Solved – 4th parameter of Boltzmann sigmoid must be greater than .9 in R

Question

I'm trying to fit a 4 parameter boltzmann sigmoid and get an error: "Error in nls(y ~ a0 + (a1 – a0)/(1 + exp((a2 – x)/a3)), start = list(a0 = max(y), :
singular gradient"

I have figured out that the code runs if the a3 parameter is set to .9 or greater, or -.9 or less. Does anyone have the reason this is? I want to provide a starting parameter for a3 as the slope according to the description on this website: http://www.originlab.com/doc/Origin-Help/Boltzmann-FitFunc . That is why I have the linear fit coefficient a3.s, but the result is < .9 and I get the error. Is there a way to estimate a3.s prior to use as starting parameter for nls? I am simply using a linear fit of the midpoint of the sigmoid +/- 10 x units – is that the correct interpretation of the a3 parameter?

Here is my code:

#fit boltzman sigmoid
a0.s=max(y); a1.s=min(y); a2.i=which.min( abs(((a0.s+a1.s)/2) - y) ); a2.s=x[a2.i]
lin.x.i=x<a2.s+10 & x>a2.s-10
a3.s=unname(coef(lm(y[lin.x.i]~so[lin.x.i]))[2])
fit <- nls(y ~ a0 + (a1-a0)/(1+exp((a2-x)/a3)), 
start=list(a0=max(y), a1=min(y), a2=a2.s,a3=.9) , trace=TRUE)
params=coef(fit)
curve(params[1]+(params[2]-params[1])/(1+exp((params[3]-x)/params[4])), 1,100,col='black',add=T,type='l')

Here is the data:

x=c( 75,  40,  90,  55, 15, 100,  10,  70,  90,  50,  15,   5,   5,  70, 100,  20,  60,  65,  20,  50,  30,  85,  60,  80,  55,  40,  45,  95,  10,  55, 60,  10,  35,  80,  75,  25,  30,   5,  35,  50, 100,  40,  30,  80,  20,  45,  25,  25,  95,  95,  65,  35,  90,  85,  70,  15,  75,  45,  85,  65);

y=c(4.673686, 0.034781, 5.014355, 0.843847, 0.013337, 4.214557, 0.015299, 5.017280, 4.327815, 0.041139, 0.008704, 0.007437, 0.005125, 4.725786, 3.869776, 0.018725, 4.514051, 3.232932, 0.012979, 0.257651, 0.028170, 4.723512, 2.676991, 5.018232, 0.633399, 0.040133, 0.051864, 5.019395, 0.006505, 0.642376, 2.752317, 0.010827, 0.029303, 4.050711, 3.698887, 0.018385, 0.029491, 0.013894, 0.032034, 0.053761, 5.029349, 0.038272, 0.032619, 5.030450, 0.022356, 0.053421, 0.025370, 0.024763, 4.948973, 3.254528, 1.149153, 0.038530, 4.612227, 4.048692, 4.809153, 0.016246, 5.014711, 0.062841, 5.026961, 2.951881)

Related to this question: the formula on the linked to website has a slight variation in the equation, where the the a2 parameter is used in the form "x-a2", while the equation I provided, and got from my data acquisition software's curve fitting function is the one I provided in the code with "a2-x". Which form of the Boltzmann is correct?

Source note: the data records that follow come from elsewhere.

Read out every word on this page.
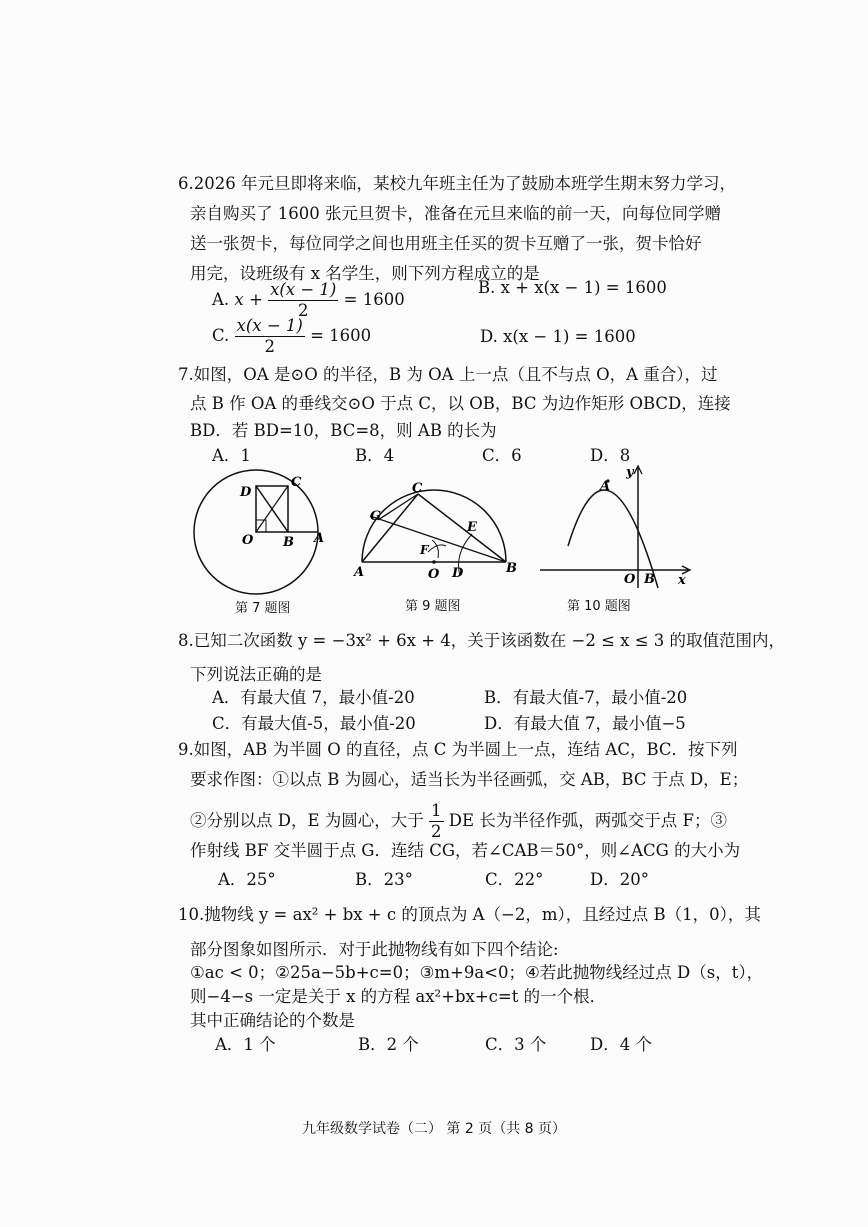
6.2026 年元旦即将来临，某校九年班主任为了鼓励本班学生期末努力学习，
亲自购买了 1600 张元旦贺卡，准备在元旦来临的前一天，向每位同学赠
送一张贺卡，每位同学之间也用班主任买的贺卡互赠了一张，贺卡恰好
用完，设班级有 x 名学生，则下列方程成立的是
A. $x + \frac{x(x - 1)}{2} = 1600$
B. x + x(x − 1) = 1600
C. $\frac{x(x - 1)}{2} = 1600$	D. x(x − 1) = 1600
7.如图，OA 是⊙O 的半径，B 为 OA 上一点（且不与点 O，A 重合），过
点 B 作 OA 的垂线交⊙O 于点 C，以 OB，BC 为边作矩形 OBCD，连接
BD．若 BD=10，BC=8，则 AB 的长为
A．1	B．4	C．6	D．8
D
C
O B A
C
G
E
F
A	O D	B
y
A
O B x
第 7 题图	第 9 题图	第 10 题图
8.已知二次函数 y = −3x² + 6x + 4，关于该函数在 −2 ≤ x ≤ 3 的取值范围内，
下列说法正确的是
A．有最大值 7，最小值-20	B．有最大值-7，最小值-20
C．有最大值-5，最小值-20	D．有最大值 7，最小值−5
9.如图，AB 为半圆 O 的直径，点 C 为半圆上一点，连结 AC，BC．按下列
要求作图：①以点 B 为圆心，适当长为半径画弧，交 AB，BC 于点 D，E；
②分别以点 D，E 为圆心，大于 $\frac{1}{2}$ DE 长为半径作弧，两弧交于点 F；③
作射线 BF 交半圆于点 G．连结 CG，若∠CAB＝50°，则∠ACG 的大小为
A．25°	B．23°	C．22°	D．20°
10.抛物线 y = ax² + bx + c 的顶点为 A（−2，m），且经过点 B（1，0），其
部分图象如图所示．对于此抛物线有如下四个结论:
①ac < 0；②25a−5b+c=0；③m+9a<0；④若此抛物线经过点 D（s，t），
则−4−s 一定是关于 x 的方程 ax²+bx+c=t 的一个根．
其中正确结论的个数是
A．1 个	B．2 个	C．3 个	D．4 个
九年级数学试卷（二） 第 2 页（共 8 页）
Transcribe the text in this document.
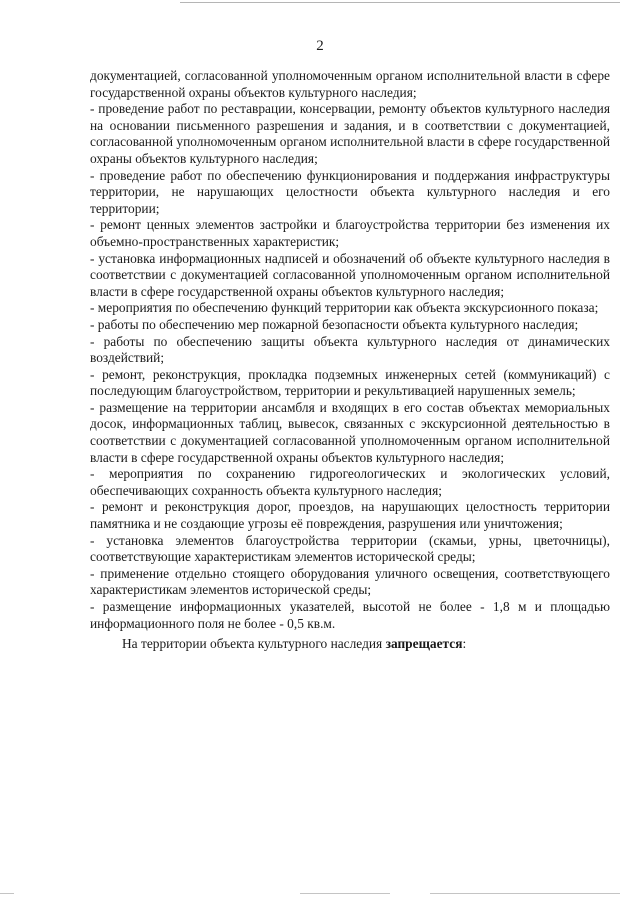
2

документацией, согласованной уполномоченным органом исполнительной власти в сфере государственной охраны объектов культурного наследия;

- проведение работ по реставрации, консервации, ремонту объектов культурного наследия на основании письменного разрешения и задания, и в соответствии с документацией, согласованной уполномоченным органом исполнительной власти в сфере государственной охраны объектов культурного наследия;

- проведение работ по обеспечению функционирования и поддержания инфраструктуры территории, не нарушающих целостности объекта культурного наследия и его территории;

- ремонт ценных элементов застройки и благоустройства территории без изменения их объемно-пространственных характеристик;

- установка информационных надписей и обозначений об объекте культурного наследия в соответствии с документацией согласованной уполномоченным органом исполнительной власти в сфере государственной охраны объектов культурного наследия;

- мероприятия по обеспечению функций территории как объекта экскурсионного показа;

- работы по обеспечению мер пожарной безопасности объекта культурного наследия;

- работы по обеспечению защиты объекта культурного наследия от динамических воздействий;

- ремонт, реконструкция, прокладка подземных инженерных сетей (коммуникаций) с последующим благоустройством, территории и рекультивацией нарушенных земель;

- размещение на территории ансамбля и входящих в его состав объектах мемориальных досок, информационных таблиц, вывесок, связанных с экскурсионной деятельностью в соответствии с документацией согласованной уполномоченным органом исполнительной власти в сфере государственной охраны объектов культурного наследия;

- мероприятия по сохранению гидрогеологических и экологических условий, обеспечивающих сохранность объекта культурного наследия;

- ремонт и реконструкция дорог, проездов, на нарушающих целостность территории памятника и не создающие угрозы её повреждения, разрушения или уничтожения;

- установка элементов благоустройства территории (скамьи, урны, цветочницы), соответствующие характеристикам элементов исторической среды;

- применение отдельно стоящего оборудования уличного освещения, соответствующего характеристикам элементов исторической среды;

- размещение информационных указателей, высотой не более - 1,8 м и площадью информационного поля не более - 0,5 кв.м.

На территории объекта культурного наследия запрещается:
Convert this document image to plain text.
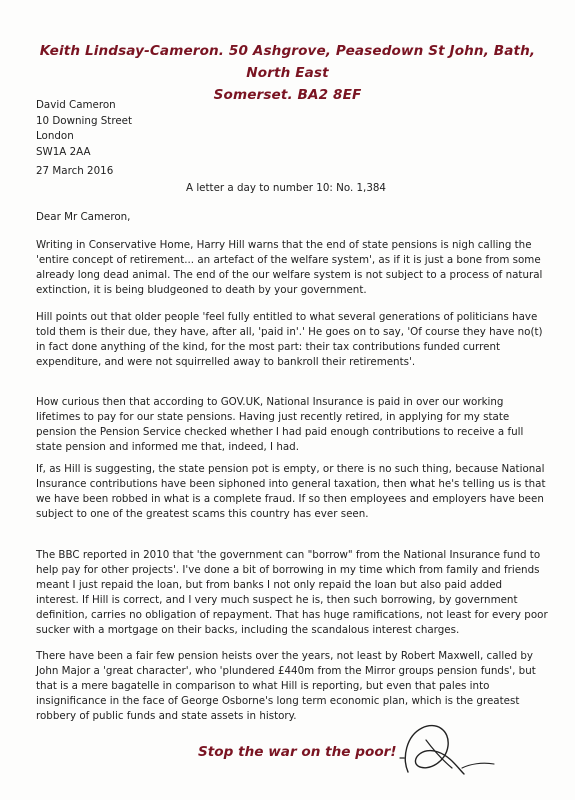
Keith Lindsay-Cameron. 50 Ashgrove, Peasedown St John, Bath, North East
Somerset. BA2 8EF
David Cameron
10 Downing Street
London
SW1A 2AA
27 March 2016
A letter a day to number 10: No. 1,384
Dear Mr Cameron,

Writing in Conservative Home, Harry Hill warns that the end of state pensions is nigh calling the 'entire concept of retirement... an artefact of the welfare system', as if it is just a bone from some already long dead animal. The end of the our welfare system is not subject to a process of natural extinction, it is being bludgeoned to death by your government.

Hill points out that older people 'feel fully entitled to what several generations of politicians have told them is their due, they have, after all, 'paid in'.' He goes on to say, 'Of course they have no(t) in fact done anything of the kind, for the most part: their tax contributions funded current expenditure, and were not squirrelled away to bankroll their retirements'.

How curious then that according to GOV.UK, National Insurance is paid in over our working lifetimes to pay for our state pensions. Having just recently retired, in applying for my state pension the Pension Service checked whether I had paid enough contributions to receive a full state pension and informed me that, indeed, I had.

If, as Hill is suggesting, the state pension pot is empty, or there is no such thing, because National Insurance contributions have been siphoned into general taxation, then what he's telling us is that we have been robbed in what is a complete fraud. If so then employees and employers have been subject to one of the greatest scams this country has ever seen.

The BBC reported in 2010 that 'the government can "borrow" from the National Insurance fund to help pay for other projects'. I've done a bit of borrowing in my time which from family and friends meant I just repaid the loan, but from banks I not only repaid the loan but also paid added interest. If Hill is correct, and I very much suspect he is, then such borrowing, by government definition, carries no obligation of repayment. That has huge ramifications, not least for every poor sucker with a mortgage on their backs, including the scandalous interest charges.

There have been a fair few pension heists over the years, not least by Robert Maxwell, called by John Major a 'great character', who 'plundered £440m from the Mirror groups pension funds', but that is a mere bagatelle in comparison to what Hill is reporting, but even that pales into insignificance in the face of George Osborne's long term economic plan, which is the greatest robbery of public funds and state assets in history.

Stop the war on the poor!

Does the difference matter?

Answer 1

Why are you reinventing the wheel? Use the native function SSfpl for your model.

fitr <- nls(y ~ SSfpl(x, a1, a0, a2, ma3))

The parameter ma3 is -a3 in your notation, but otherwise the parametrization is identical, and you get slightly better convergence.

You should probably be using weighted least squares, since ordinary least squares assumes the variability of $y-E(y)$ does not depend on the value of $x$; which is clearly violated in your data.